Мир, который удовлетворяет, не нуждается в Мастере, потому что Мастер — это переделка, переустройство, обновление мира. А зачем переделывать и обновлять то, что доставляет наслаждение? В известном и вечном совете „раздать имение“ бедным скрыт не только чисто моральный, но и глубоко философский смысл. Только „раздав имение“, можно стать творческой личностью, личностью, которая, не довольствуясь „семью днями творения“, участвует в „восьмом“. Леонардо, быть может, и стал одним из великих мастеров этого „восьмого дня“».

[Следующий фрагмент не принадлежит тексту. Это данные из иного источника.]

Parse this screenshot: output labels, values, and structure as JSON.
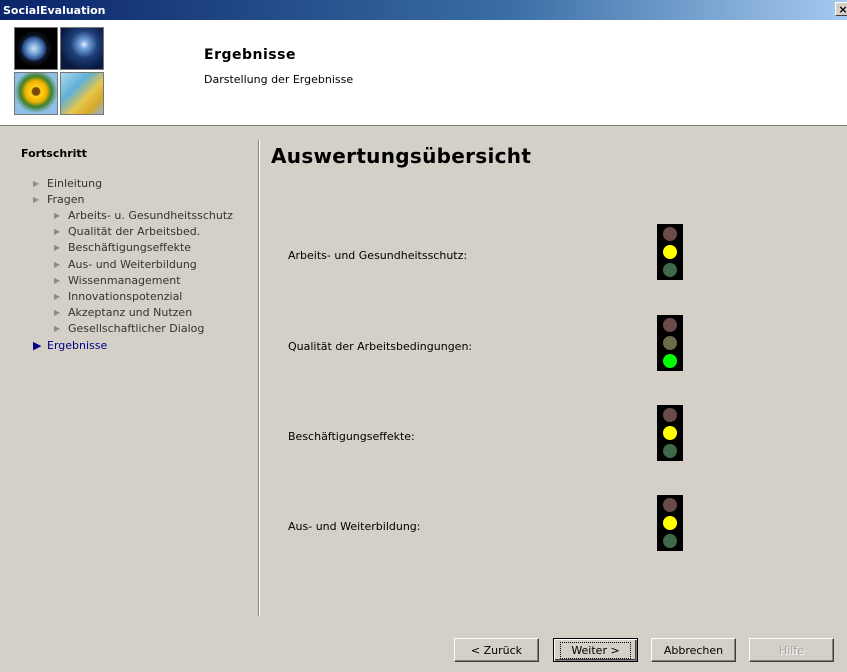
{
  "window": {
    "title": "SocialEvaluation",
    "close_label": "×"
  },
  "header": {
    "title": "Ergebnisse",
    "subtitle": "Darstellung der Ergebnisse"
  },
  "sidebar": {
    "heading": "Fortschritt",
    "items": [
      {
        "label": "Einleitung",
        "level": 0,
        "active": false
      },
      {
        "label": "Fragen",
        "level": 0,
        "active": false
      },
      {
        "label": "Arbeits- u. Gesundheitsschutz",
        "level": 1,
        "active": false
      },
      {
        "label": "Qualität der Arbeitsbed.",
        "level": 1,
        "active": false
      },
      {
        "label": "Beschäftigungseffekte",
        "level": 1,
        "active": false
      },
      {
        "label": "Aus- und Weiterbildung",
        "level": 1,
        "active": false
      },
      {
        "label": "Wissenmanagement",
        "level": 1,
        "active": false
      },
      {
        "label": "Innovationspotenzial",
        "level": 1,
        "active": false
      },
      {
        "label": "Akzeptanz und Nutzen",
        "level": 1,
        "active": false
      },
      {
        "label": "Gesellschaftlicher Dialog",
        "level": 1,
        "active": false
      },
      {
        "label": "Ergebnisse",
        "level": 0,
        "active": true
      }
    ]
  },
  "content": {
    "title": "Auswertungsübersicht",
    "results": [
      {
        "label": "Arbeits- und Gesundheitsschutz:",
        "status": "yellow"
      },
      {
        "label": "Qualität der Arbeitsbedingungen:",
        "status": "green"
      },
      {
        "label": "Beschäftigungseffekte:",
        "status": "yellow"
      },
      {
        "label": "Aus- und Weiterbildung:",
        "status": "yellow"
      }
    ]
  },
  "colors": {
    "red_on": "#ff0000",
    "red_off": "#6b4a4a",
    "yellow_on": "#ffff00",
    "yellow_off": "#6b6b4a",
    "green_on": "#00ff00",
    "green_off": "#3f6a4a"
  },
  "buttons": {
    "back": "< Zurück",
    "next": "Weiter >",
    "cancel": "Abbrechen",
    "help": "Hilfe"
  }
}
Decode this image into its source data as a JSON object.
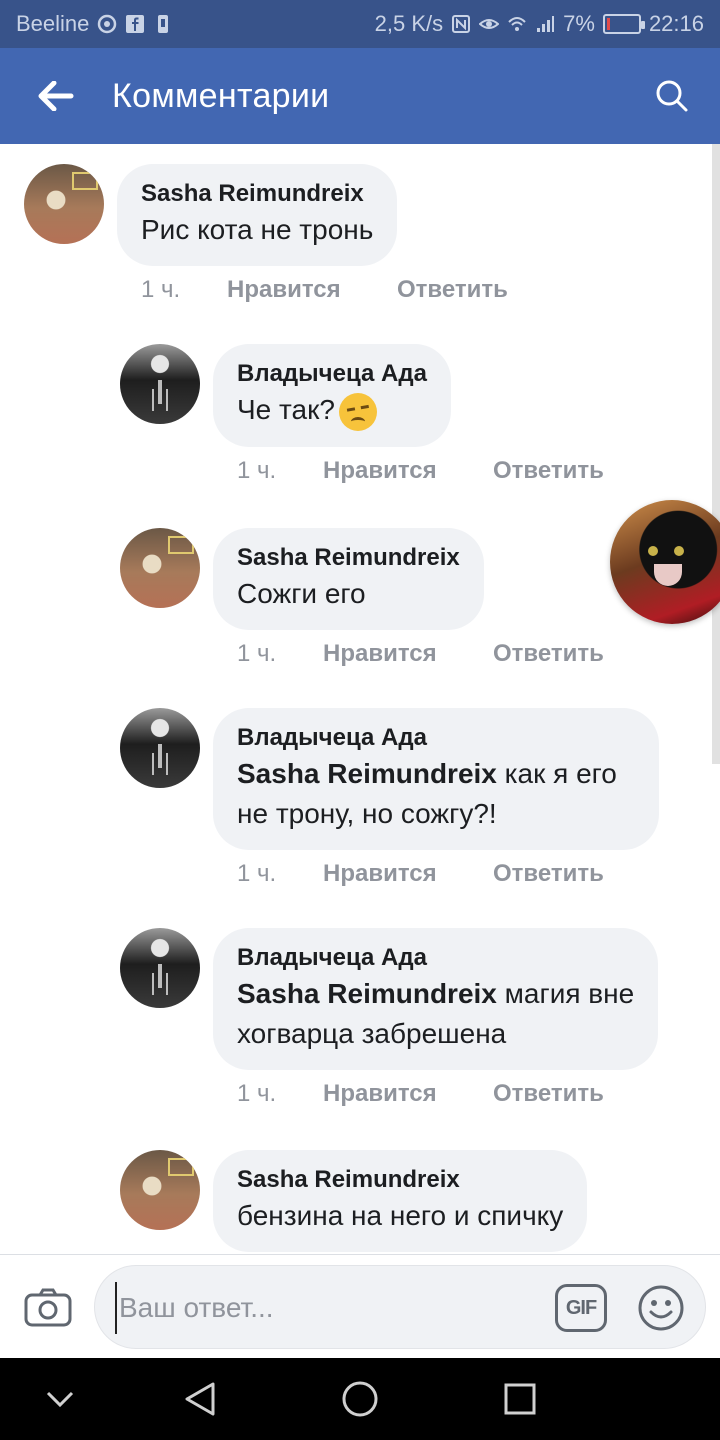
{
  "status_bar": {
    "carrier": "Beeline",
    "speed": "2,5 K/s",
    "battery": "7%",
    "time": "22:16",
    "battery_fraction": 0.07
  },
  "header": {
    "title": "Комментарии",
    "back_icon": "arrow-left-icon",
    "search_icon": "search-icon",
    "background": "#4267b2"
  },
  "comments": [
    {
      "author": "Sasha Reimundreix",
      "text": "Рис кота не тронь",
      "time": "1 ч.",
      "like": "Нравится",
      "reply": "Ответить"
    },
    {
      "author": "Владычеца Ада",
      "text": "Че так?",
      "time": "1 ч.",
      "like": "Нравится",
      "reply": "Ответить",
      "emoji": "disappointed-face"
    },
    {
      "author": "Sasha Reimundreix",
      "text": "Сожги его",
      "time": "1 ч.",
      "like": "Нравится",
      "reply": "Ответить"
    },
    {
      "author": "Владычеца Ада",
      "mention": "Sasha Reimundreix",
      "text": " как я его",
      "text2": "не трону, но сожгу?!",
      "time": "1 ч.",
      "like": "Нравится",
      "reply": "Ответить"
    },
    {
      "author": "Владычеца Ада",
      "mention": "Sasha Reimundreix",
      "text": " магия вне",
      "text2": "хогварца забрешена",
      "time": "1 ч.",
      "like": "Нравится",
      "reply": "Ответить"
    },
    {
      "author": "Sasha Reimundreix",
      "text": "бензина на него и спичку"
    }
  ],
  "composer": {
    "placeholder": "Ваш ответ...",
    "gif_label": "GIF",
    "camera_icon": "camera-icon",
    "emoji_icon": "smiley-icon"
  },
  "nav_bar": {
    "icons": [
      "chevron-down-icon",
      "back-triangle-icon",
      "home-circle-icon",
      "recents-square-icon"
    ]
  }
}
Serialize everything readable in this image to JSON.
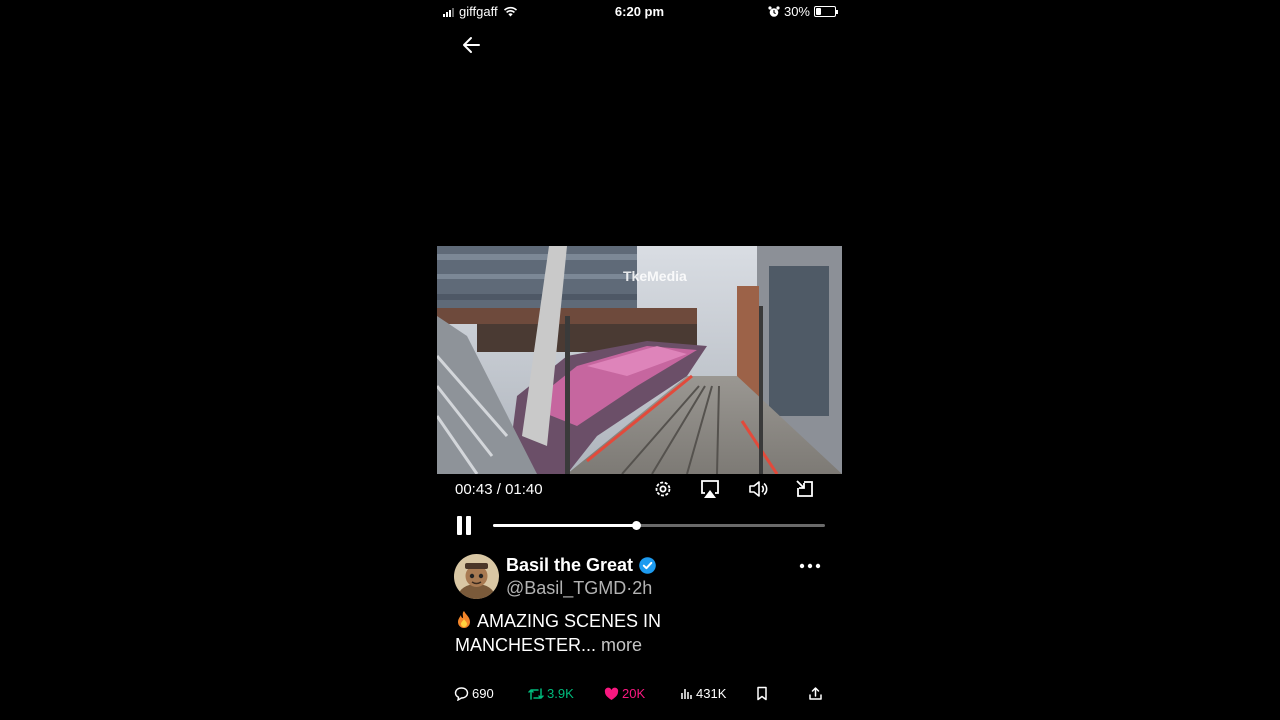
{
  "status_bar": {
    "carrier": "giffgaff",
    "time": "6:20 pm",
    "battery": "30%",
    "battery_level": 0.3,
    "icons": [
      "signal-icon",
      "wifi-icon",
      "alarm-icon",
      "battery-icon"
    ]
  },
  "nav": {
    "back_icon": "arrow-left-icon"
  },
  "video": {
    "watermark": "TkeMedia",
    "current_time": "00:43",
    "separator": " / ",
    "duration": "01:40",
    "progress": 0.43,
    "controls": [
      "settings-icon",
      "airplay-icon",
      "volume-icon",
      "minimize-icon",
      "pause-icon"
    ]
  },
  "tweet": {
    "author_name": "Basil the Great",
    "handle": "@Basil_TGMD",
    "separator": "·",
    "time_ago": "2h",
    "text_line1": "AMAZING SCENES IN",
    "text_line2": "MANCHESTER...",
    "more_label": "more",
    "text_icon": "fire-emoji-icon",
    "verified": true
  },
  "actions": {
    "replies": "690",
    "retweets": "3.9K",
    "likes": "20K",
    "views": "431K",
    "retweet_color": "#00ba7c",
    "like_color": "#f91880"
  },
  "colors": {
    "background": "#000000",
    "verified_blue": "#1d9bf0"
  }
}
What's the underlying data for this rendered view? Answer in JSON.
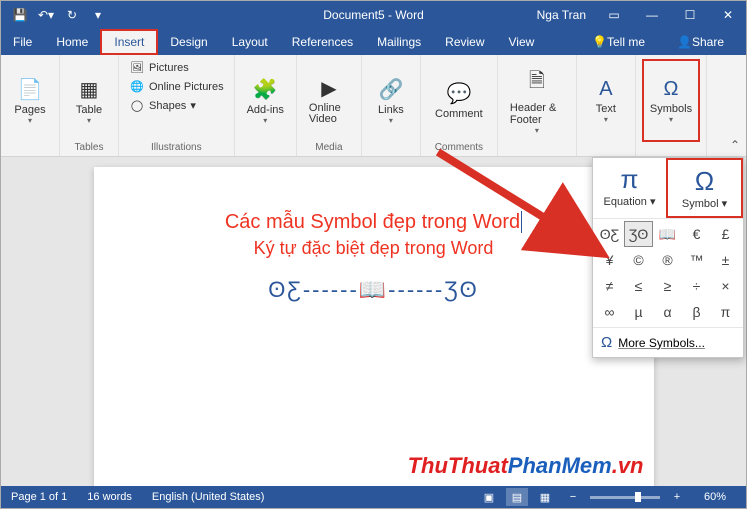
{
  "titlebar": {
    "title": "Document5 - Word",
    "user": "Nga Tran"
  },
  "tabs": {
    "file": "File",
    "home": "Home",
    "insert": "Insert",
    "design": "Design",
    "layout": "Layout",
    "references": "References",
    "mailings": "Mailings",
    "review": "Review",
    "view": "View",
    "tellme": "Tell me",
    "share": "Share"
  },
  "ribbon": {
    "pages": {
      "label": "Pages",
      "group": ""
    },
    "table": {
      "label": "Table",
      "group": "Tables"
    },
    "illustrations": {
      "pictures": "Pictures",
      "online_pictures": "Online Pictures",
      "shapes": "Shapes",
      "group": "Illustrations"
    },
    "addins": {
      "label": "Add-ins"
    },
    "media": {
      "label": "Online Video",
      "group": "Media"
    },
    "links": {
      "label": "Links"
    },
    "comment": {
      "label": "Comment",
      "group": "Comments"
    },
    "header": {
      "label": "Header & Footer"
    },
    "text": {
      "label": "Text"
    },
    "symbols": {
      "label": "Symbols"
    }
  },
  "document": {
    "line1": "Các mẫu Symbol đẹp trong Word",
    "line2": "Ký tự đặc biệt đẹp trong Word",
    "deco": "ʘƸ------📖------Ʒʘ"
  },
  "symbol_panel": {
    "equation": "Equation",
    "symbol": "Symbol",
    "recent": [
      "ʘƸ",
      "Ʒʘ",
      "📖",
      "€",
      "£",
      "¥",
      "©",
      "®",
      "™",
      "±",
      "≠",
      "≤",
      "≥",
      "÷",
      "×",
      "∞",
      "µ",
      "α",
      "β",
      "π"
    ],
    "more": "More Symbols..."
  },
  "branding": {
    "t1": "ThuThuat",
    "t2": "PhanMem",
    "t3": ".vn"
  },
  "statusbar": {
    "page": "Page 1 of 1",
    "words": "16 words",
    "lang": "English (United States)",
    "zoom": "60%"
  }
}
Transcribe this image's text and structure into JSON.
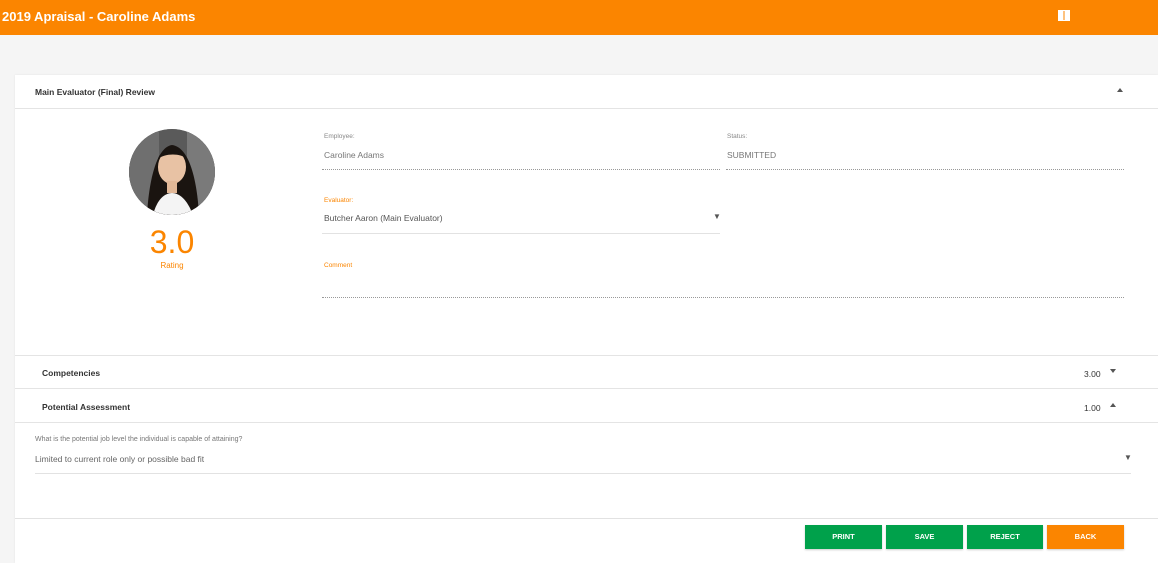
{
  "header": {
    "title": "2019 Apraisal - Caroline Adams",
    "icon": "book-icon",
    "bg_color": "#fb8500"
  },
  "main_review": {
    "section_title": "Main Evaluator (Final) Review",
    "rating_value": "3.0",
    "rating_label": "Rating",
    "employee_label": "Employee:",
    "employee_value": "Caroline Adams",
    "status_label": "Status:",
    "status_value": "SUBMITTED",
    "evaluator_label": "Evaluator:",
    "evaluator_value": "Butcher Aaron (Main Evaluator)",
    "comment_label": "Comment"
  },
  "competencies": {
    "label": "Competencies",
    "score": "3.00"
  },
  "potential": {
    "label": "Potential Assessment",
    "score": "1.00",
    "question": "What is the potential job level the individual is capable of attaining?",
    "answer": "Limited to current role only or possible bad fit"
  },
  "buttons": {
    "print": "PRINT",
    "save": "SAVE",
    "reject": "REJECT",
    "back": "BACK"
  },
  "colors": {
    "accent": "#fb8500",
    "button_green": "#00a14b"
  }
}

Как человека строгого склада ума Павлинова не может не волновать методология познания. И тут он высказывает мысли, на мой взгляд, совсем небезынтересные.
«Надо найти, — пишет он, — в вещи, которая тебя занимает, самоопровержение и через него понять самую суть явления, или человека, или эпохи. Найти самоопровержение. Именно в этом — методологический ключ к „тайне вещи“. Самоопровержением Ренессанса был Савонарола».
Савонарола был одной из самых загадочных и трагических фигур Ренессанса. Обрисовать его в нескольких строках было бы несерьезно. Но чтобы соображение Павлинова стало понятным, отмечу лишь, что Савонарола и его сторонники в тот век, перенасыщенный красотой, порой видели в ней антитезу добра, которое непритязательно, скромно и даже «некрасиво», и устраивали (о чем я уже мельком писал) аутодафе, вошедшие в историю под оригинальным названием «костры сует»; на этих кострах они уничтожали и атрибуты роскоши, и, к сожалению, работы больших художников.
Дальнейшая запись относилась уже не к Ренессансу, а, видимо, к сегодняшнему дню и какому-то личному моменту в жизни самого автора тетрадей.
«Человек может вдруг вспомнить все — в миг величайшего подъема духа и радости или в миг, когда его жизни угрожает опасность, в последний миг. Он может вспомнить все перед восхождением и перед нисхождением, перед высшим бытием и перед небытием. Два синтеза. Один, условно говоря, оптимистический, второй — пессимистический. Ощущение огромного богатства в момент творчества новых форм бытия и в момент разрушения всех форм и самого бытия».